Fitchwork is a collaborative architecture, fashion, and product design practice founded by Travis Fitch. Driven by an obsession with pattern, Travis combines geometric research with novel design and fabrication tools to create radical-yet-rational forms.
Since its conception, in 2016, Travis has collaborated with an array of different companies to create projects ranging from 3D printed, runway-worthy dresses, to 3D printed reinterpretations of traditional household items, furniture, and light installations.
One of Fitchwork’s most notable projects, the Harmonigraph Dress, is an exploration of the relationship between body and cell, where the realization of a part is inseparable from the whole. The pattern and geometric structure of the 3D printed dress takes direct reference from the Fibonacci sequence – one of the most objectively beautiful naturally occuring patterns – and translates it into something that has never been seen before. Historically, it has never been possible to create something like this in the physical form. Fitchwork has made this dress a reality through adopting the design thinking associated with 3D printing and utilizing the available technology.

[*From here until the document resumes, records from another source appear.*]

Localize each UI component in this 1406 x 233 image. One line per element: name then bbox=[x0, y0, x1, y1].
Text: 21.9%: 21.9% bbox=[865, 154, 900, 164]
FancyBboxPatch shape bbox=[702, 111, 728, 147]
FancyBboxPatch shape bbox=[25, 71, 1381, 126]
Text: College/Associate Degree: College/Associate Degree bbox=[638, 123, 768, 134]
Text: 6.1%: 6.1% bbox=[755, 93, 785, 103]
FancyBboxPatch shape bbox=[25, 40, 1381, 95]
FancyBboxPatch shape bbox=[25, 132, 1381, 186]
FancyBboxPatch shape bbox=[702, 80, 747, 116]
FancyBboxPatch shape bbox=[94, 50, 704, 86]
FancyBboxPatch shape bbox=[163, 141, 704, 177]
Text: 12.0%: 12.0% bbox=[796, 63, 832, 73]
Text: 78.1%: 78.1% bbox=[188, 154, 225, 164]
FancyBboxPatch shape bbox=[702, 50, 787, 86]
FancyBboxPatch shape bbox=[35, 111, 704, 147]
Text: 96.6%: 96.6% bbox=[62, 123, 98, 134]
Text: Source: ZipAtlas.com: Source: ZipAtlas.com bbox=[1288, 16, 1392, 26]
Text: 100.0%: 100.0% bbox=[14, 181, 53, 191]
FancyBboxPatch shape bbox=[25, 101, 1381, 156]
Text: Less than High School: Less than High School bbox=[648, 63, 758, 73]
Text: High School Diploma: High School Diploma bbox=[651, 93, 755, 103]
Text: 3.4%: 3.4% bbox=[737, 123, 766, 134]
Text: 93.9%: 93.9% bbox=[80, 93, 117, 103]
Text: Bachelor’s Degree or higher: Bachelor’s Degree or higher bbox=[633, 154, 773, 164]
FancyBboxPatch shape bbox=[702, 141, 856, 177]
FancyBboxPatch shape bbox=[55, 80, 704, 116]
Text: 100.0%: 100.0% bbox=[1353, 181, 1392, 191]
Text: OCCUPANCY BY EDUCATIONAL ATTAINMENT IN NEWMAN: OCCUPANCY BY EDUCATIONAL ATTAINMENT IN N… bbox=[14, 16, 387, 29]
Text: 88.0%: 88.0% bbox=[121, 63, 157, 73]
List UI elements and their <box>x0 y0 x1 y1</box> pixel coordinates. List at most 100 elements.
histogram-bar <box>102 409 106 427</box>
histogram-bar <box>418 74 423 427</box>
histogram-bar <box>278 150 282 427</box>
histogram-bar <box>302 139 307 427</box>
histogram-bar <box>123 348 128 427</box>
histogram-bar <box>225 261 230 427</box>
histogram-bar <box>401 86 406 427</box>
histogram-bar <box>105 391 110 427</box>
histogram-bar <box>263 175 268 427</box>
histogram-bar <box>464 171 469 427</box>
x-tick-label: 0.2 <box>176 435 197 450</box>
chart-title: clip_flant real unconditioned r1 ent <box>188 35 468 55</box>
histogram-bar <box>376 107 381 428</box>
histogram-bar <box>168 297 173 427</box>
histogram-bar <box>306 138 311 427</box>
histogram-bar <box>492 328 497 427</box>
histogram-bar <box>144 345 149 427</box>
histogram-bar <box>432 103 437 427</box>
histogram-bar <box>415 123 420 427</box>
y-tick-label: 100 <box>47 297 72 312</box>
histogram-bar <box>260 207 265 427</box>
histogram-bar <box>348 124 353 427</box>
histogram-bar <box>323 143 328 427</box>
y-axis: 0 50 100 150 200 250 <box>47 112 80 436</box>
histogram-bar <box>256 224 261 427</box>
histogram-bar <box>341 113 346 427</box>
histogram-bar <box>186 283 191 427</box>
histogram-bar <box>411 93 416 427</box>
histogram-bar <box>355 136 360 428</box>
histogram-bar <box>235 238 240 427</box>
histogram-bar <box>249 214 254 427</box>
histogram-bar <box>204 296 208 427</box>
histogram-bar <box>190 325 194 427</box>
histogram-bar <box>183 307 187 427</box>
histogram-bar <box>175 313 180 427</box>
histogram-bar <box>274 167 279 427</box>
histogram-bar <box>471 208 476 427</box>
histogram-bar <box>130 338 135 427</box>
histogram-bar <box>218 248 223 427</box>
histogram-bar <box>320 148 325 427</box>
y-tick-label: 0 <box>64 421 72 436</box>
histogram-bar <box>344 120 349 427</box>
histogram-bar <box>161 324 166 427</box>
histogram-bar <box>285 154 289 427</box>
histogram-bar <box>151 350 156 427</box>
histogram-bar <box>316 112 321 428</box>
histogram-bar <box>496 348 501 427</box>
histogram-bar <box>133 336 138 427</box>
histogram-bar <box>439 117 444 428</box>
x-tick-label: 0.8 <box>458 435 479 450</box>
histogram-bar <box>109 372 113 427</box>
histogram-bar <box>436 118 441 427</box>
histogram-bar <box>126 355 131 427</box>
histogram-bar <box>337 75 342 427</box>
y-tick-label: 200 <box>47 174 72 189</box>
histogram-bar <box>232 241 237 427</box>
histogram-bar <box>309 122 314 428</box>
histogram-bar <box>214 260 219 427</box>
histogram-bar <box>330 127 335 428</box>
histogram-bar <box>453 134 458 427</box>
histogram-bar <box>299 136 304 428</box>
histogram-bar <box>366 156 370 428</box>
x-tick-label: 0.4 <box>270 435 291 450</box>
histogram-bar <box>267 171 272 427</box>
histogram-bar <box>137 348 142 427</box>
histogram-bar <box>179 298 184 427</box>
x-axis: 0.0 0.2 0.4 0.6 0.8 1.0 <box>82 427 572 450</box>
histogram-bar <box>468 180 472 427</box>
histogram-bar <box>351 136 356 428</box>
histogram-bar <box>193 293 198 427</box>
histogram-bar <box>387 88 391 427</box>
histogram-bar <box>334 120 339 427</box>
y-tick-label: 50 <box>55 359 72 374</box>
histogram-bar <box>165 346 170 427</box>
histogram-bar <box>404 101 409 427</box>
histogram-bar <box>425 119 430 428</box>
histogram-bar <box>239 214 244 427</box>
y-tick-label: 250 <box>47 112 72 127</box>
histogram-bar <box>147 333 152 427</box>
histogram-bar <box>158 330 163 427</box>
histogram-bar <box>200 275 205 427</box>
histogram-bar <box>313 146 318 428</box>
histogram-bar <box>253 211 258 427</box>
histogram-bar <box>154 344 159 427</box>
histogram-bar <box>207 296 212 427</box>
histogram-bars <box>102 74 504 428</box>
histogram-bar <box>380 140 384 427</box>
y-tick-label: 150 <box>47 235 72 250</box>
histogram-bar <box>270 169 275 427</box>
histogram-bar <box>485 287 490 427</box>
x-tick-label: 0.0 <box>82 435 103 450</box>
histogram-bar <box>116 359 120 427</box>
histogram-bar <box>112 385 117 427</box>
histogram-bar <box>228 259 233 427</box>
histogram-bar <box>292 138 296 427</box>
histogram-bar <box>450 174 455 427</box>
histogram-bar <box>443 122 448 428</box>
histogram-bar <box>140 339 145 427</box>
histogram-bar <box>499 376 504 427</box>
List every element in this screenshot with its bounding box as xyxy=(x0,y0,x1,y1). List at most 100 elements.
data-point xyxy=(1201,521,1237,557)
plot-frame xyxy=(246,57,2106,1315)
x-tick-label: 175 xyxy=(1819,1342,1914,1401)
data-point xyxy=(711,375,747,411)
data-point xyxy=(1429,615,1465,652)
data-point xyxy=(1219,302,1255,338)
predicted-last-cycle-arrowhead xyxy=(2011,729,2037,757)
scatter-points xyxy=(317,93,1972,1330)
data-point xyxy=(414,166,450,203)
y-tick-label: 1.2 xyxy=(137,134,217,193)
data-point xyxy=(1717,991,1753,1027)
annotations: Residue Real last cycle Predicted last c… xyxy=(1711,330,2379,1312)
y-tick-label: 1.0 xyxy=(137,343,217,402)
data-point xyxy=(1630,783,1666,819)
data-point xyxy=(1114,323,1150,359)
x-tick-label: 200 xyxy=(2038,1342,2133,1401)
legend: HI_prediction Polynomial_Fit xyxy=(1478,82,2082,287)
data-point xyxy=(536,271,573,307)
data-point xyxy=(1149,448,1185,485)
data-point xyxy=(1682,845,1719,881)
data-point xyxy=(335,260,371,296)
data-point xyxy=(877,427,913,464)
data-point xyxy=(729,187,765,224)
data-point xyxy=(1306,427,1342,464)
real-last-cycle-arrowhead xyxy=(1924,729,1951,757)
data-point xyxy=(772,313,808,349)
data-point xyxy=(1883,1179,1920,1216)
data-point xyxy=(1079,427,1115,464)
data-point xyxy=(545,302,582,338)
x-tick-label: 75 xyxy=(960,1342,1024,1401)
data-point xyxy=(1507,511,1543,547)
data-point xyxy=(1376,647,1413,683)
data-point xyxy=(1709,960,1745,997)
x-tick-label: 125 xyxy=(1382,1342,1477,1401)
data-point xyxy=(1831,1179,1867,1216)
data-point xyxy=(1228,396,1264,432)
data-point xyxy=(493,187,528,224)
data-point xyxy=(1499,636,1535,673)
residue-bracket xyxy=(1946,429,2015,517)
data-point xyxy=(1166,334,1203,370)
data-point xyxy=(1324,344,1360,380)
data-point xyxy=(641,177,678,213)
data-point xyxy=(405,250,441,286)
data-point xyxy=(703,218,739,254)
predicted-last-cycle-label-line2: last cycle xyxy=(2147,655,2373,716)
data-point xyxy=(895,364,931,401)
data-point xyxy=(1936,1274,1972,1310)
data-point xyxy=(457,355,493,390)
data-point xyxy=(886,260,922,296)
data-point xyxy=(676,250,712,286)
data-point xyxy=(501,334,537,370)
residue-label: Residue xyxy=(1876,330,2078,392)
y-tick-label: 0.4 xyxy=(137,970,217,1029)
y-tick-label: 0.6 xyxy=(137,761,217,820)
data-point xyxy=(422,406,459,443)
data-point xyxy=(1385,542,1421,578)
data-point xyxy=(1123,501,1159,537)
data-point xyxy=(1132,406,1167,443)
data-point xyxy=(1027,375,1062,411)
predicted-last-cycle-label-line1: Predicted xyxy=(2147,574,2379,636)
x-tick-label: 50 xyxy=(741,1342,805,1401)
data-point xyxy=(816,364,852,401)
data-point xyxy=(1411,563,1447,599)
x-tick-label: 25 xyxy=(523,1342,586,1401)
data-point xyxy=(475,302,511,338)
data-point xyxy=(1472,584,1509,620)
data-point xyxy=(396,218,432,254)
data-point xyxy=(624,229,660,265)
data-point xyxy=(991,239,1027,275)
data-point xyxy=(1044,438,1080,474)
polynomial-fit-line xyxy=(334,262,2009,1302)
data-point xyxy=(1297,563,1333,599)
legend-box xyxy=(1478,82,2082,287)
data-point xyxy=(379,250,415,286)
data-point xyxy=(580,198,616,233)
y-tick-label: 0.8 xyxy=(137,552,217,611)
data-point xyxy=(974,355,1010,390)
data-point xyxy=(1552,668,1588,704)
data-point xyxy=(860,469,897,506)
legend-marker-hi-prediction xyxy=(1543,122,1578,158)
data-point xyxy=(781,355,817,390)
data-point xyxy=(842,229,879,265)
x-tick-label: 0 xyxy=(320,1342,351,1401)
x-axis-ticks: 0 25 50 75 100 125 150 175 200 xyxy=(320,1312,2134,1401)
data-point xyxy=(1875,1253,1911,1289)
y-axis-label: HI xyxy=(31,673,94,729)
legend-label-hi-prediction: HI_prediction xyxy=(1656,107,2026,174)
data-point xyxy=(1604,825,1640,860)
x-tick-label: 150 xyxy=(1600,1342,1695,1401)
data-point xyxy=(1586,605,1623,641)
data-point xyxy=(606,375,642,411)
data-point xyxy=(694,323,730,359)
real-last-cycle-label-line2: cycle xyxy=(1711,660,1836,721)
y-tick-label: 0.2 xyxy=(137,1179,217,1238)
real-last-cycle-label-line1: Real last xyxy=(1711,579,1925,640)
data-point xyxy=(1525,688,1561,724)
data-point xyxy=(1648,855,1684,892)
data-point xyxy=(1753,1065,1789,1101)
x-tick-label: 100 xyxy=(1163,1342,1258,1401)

One of Fitchwork’s other fashion-related projects is ‘Oscillation’ – another 3D printed dress, designed in collaboration with fashion brand threeAsfour and additive manufacturing company, Stratasys, exploring multi material printing in the production of couture.
In addition to these dresses, Fitchwork has created the Texo Door, a reinterpretation of the traditional Japanese Shoji Screen, in collaboration with Japanese design studio, Yaitopale. The door was created for a kindergarten in Kobe, Japan, and was made by 3D printing PLA, in a pattern evocative of traditional Sashiko stitching, as a replacement for the traditionally-used material – paper.
Once again, Travis’ pattern-based thinking was reflected in Fitchwork’s Superpattern pop-up store in Manhattan, New York. The pop-up featured a collection of 3D weaves applied to a range of customizable, made-to-order objects. The objects were based on eight fundamental forms—a ring, a cuff, a bracelet, a necklace, a table lamp, a pendant light, a ceramic vessel, and an ottoman. The objects were made using a combination of tilling and weaving patterns through different methods, including laser-sintered nylon, silver or brass cast via a lost wax process, and porcelain slip-cast in a mold.
These processes bend the rules of materiality, freeing the interwoven patterns to flow around organic, curvilinear shapes in unprecedented ways.